4. Special requirements for pets travelling without their owner
The animal travels within five days of the owner’s travel to the same destination
If you and your animal are travelling to the same place but cannot travel together, you should book your animal’s travel within five days before or after your own travel. The animal needs to be accompanied with the following three documents:
- The veterinary certificate E9.207
- An authorization from you to your representative or to the transport company/its representative, giving authority to transport your animal (state name and ID-number) without commercial purposes.
- Copies of your own ticket or booking, to clarify when and where to you are travelling.
The animal travels more than five days before or after the owner or independent of the owner
If your animal must travel more than five days before or after your travel or without you travelling at all, there are two options:
Option one: The animal travels with your representative and needs the following two documents:
- EU passport showing ID-number and valid rabies vaccination.

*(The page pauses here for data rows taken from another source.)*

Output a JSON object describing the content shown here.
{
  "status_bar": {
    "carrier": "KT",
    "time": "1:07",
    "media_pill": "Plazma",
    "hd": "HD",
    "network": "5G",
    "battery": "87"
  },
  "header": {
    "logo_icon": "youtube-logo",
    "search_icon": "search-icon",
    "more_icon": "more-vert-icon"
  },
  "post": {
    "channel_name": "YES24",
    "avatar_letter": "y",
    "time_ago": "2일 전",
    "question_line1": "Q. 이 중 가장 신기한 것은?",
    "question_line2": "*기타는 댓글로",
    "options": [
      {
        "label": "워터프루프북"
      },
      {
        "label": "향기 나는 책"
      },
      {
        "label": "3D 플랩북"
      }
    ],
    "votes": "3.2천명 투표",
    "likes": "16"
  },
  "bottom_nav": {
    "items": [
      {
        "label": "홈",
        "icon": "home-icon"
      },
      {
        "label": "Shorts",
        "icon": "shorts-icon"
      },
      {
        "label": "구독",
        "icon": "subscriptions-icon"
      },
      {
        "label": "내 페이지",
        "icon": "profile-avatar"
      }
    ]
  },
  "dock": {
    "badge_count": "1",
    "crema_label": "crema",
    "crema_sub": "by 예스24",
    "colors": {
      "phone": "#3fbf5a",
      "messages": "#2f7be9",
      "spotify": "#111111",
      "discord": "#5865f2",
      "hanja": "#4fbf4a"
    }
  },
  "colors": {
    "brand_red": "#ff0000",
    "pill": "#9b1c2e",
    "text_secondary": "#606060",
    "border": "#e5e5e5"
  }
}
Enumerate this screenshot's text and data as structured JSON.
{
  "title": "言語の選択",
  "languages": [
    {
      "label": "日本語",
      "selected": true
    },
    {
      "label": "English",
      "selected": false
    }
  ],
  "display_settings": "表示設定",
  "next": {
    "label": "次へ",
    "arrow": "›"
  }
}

- An owners declaration including authorization from you to your representative to transport your animal (state name and ID-number) without commercial purposes.
Option two: The animal travels as freight and must comply with the requirements for trade animals.
5. Special requirements for six or more animals travelling in a group
Travelling for shows, competitions or sports events or training for such events
Are you travelling with six or more animals over six months of age which are going to participate in a show, competition or sports event or train for such an event? You then need to bring:
- The veterinary certificates showing that the animals are ID-marked and rabies vaccinated.
- Written evidence that the animals are registered either to participate in the event or that they are registered in an organization which arranges such events.
Valid documents can consist of the catalogue of participants from a show or event or a pedigree issued by a dog or cat organization arranging shows or competitions, provided that the ID-number of the animal is stated.
Six or more animals which are not travelling for shows, competitions or sports events or training for such events
If you are travelling with six or more animals which are not going to participate in a show, competition or sports event or to train for such an event, the animals need to comply with the requirements for trade animals. The same requirements apply for those animals in the group which are less than six months old.